DDP: DataLoader and spawn child processes

Brasilino · September 28, 2022, 3:30pm

Hello!

Looking at torch.nn.parallel.DistributedDataParallel() documentation, it states that "This container parallelizes the application of the given module by splitting the input across the specified devices by chunking in the batch dimension. "

Does that mean I can call torch.utils.data.DataLoader() to get a trainset in the context of the main process (i.e. before calling mp.spawn() ), spawn child processes (ranks) and when I do:

for batch_idx, (inputs, targets) in enumerate(trainset):
        inputs, targets = inputs.to(rank), targets.to(rank)

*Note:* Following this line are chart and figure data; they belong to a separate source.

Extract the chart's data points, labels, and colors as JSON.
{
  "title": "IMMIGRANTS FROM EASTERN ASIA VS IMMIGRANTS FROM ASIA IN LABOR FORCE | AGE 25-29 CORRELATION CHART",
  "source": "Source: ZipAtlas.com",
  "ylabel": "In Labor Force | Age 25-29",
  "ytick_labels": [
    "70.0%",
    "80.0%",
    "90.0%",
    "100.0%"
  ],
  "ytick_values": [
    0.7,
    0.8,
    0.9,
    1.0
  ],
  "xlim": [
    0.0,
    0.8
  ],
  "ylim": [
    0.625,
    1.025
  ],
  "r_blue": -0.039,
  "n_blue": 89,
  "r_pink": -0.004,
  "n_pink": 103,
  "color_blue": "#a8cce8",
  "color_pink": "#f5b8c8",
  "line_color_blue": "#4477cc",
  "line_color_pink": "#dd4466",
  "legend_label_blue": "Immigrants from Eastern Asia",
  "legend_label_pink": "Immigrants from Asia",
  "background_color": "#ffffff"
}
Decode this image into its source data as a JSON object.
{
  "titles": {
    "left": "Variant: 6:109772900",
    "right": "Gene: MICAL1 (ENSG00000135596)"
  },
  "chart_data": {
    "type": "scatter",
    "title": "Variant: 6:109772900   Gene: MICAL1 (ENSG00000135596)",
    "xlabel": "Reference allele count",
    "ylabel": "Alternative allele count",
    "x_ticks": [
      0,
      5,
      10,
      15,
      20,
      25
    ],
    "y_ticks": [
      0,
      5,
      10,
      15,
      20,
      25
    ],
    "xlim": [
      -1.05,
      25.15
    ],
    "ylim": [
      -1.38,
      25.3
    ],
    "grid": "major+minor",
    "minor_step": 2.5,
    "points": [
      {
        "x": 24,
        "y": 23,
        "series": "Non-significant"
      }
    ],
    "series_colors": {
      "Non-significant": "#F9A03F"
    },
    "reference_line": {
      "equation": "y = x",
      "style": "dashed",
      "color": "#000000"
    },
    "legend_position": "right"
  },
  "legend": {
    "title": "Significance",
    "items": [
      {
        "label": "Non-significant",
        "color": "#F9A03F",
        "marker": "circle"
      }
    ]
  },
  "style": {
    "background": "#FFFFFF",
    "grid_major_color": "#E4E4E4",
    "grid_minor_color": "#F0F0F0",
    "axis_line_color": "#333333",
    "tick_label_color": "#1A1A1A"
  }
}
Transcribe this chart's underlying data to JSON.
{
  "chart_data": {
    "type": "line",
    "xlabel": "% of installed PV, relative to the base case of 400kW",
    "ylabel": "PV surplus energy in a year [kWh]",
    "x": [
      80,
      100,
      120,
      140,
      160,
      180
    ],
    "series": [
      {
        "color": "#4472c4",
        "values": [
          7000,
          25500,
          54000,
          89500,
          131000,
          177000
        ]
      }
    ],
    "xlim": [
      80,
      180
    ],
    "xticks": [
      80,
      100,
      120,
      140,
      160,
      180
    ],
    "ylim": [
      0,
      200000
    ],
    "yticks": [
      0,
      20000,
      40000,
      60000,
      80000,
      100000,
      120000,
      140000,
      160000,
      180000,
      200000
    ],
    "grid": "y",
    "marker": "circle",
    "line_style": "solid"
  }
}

DDP will automatically split the trainset to each rank ?
Or should I call DataLoader() within the child process ?

Thanks!
Lucas

aazzolini · September 30, 2022, 1:06am

Hi Brasilino, this seems like an imprecision in our documentation, good catch. I think the comment got copied over from DataParallel, but differently from DataParallel, DistributedDataParallel actually does not further split the input. You are expected to have an instance of the DatasetLoader on each of the ranks, and feed different batches into DistributedDataParallel.

Brasilino · October 4, 2022, 5:13pm

Thanks @aazzolini for clarifying it.